Leonard warns that dehydration is common for children playing sports, especially during the summer; however, mild dehydration may go unnoticed. Younger children are more prone to dehydration because their bodies produce more heat and sweat less. For young athletes to stay hydrated, Leonard recommends water. Activities that last less than 60 minutes do not require electrolytes; therefore, electrolyte-enriched sports drinks are not necessary.
She gives the following tips to avoid dehydration:
Before exercise, drink 4 to 8 ounces
During activity, drink 4 ounces every 15 minutes
After exercise, drink 16 to 24 ounces per every pound lost
Symptoms of dehydration include muscle cramps, dry mouth and severe thirst, reduced sweating and urination, headache and dizziness.

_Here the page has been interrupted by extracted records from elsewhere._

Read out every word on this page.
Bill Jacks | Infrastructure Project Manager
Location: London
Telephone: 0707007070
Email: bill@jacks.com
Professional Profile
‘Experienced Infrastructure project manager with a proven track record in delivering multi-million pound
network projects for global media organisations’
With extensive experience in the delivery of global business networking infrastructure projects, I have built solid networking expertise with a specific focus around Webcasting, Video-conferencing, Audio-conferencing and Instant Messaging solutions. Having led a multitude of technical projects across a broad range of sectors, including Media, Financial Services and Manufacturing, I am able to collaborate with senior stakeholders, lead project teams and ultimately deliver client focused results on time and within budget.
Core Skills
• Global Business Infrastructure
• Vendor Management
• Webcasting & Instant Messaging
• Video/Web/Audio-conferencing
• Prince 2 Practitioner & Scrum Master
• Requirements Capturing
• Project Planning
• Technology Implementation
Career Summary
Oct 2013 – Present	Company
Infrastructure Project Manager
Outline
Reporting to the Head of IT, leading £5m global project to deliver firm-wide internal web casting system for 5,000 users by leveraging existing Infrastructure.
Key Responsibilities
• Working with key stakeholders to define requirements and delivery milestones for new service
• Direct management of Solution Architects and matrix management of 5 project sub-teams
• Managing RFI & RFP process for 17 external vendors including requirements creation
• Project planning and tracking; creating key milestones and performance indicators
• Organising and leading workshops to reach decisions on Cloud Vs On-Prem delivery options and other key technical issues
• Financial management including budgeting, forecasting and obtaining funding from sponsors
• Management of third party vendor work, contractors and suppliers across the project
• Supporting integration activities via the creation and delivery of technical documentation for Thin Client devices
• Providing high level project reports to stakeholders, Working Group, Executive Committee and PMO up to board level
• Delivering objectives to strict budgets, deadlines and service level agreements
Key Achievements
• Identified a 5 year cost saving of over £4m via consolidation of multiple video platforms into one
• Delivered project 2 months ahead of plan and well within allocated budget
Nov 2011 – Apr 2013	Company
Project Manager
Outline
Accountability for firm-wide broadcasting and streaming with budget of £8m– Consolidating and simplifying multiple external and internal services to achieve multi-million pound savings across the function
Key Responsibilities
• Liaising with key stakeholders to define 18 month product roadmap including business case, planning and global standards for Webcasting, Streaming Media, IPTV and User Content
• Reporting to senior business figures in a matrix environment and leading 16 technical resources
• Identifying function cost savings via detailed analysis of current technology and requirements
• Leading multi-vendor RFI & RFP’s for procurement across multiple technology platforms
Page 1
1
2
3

Another common problem among both girls and boys are eating disorders. This is especially true for those that compete in sports with weight categories (wrestling and rowing) or sports where appearance is emphasized (skating and gymnastics). Some signs of an eating disorder include obsessing about weight and appearance, drastic weight loss, and excessive exercise. Eating disorders can cause loss of periods in menstruating girls, osteoporosis, teeth erosion, delayed puberty and stunted growth.
I agree with most of what she recommends. I think the recommend percentage of protein is a little low and the carbohydrates high. However, as long as the all sources of food are nutritious and healthy, then this diet should be adequate for a young athlete’s needs. Just keeping your kids (and yourself) away from junk food is a great step.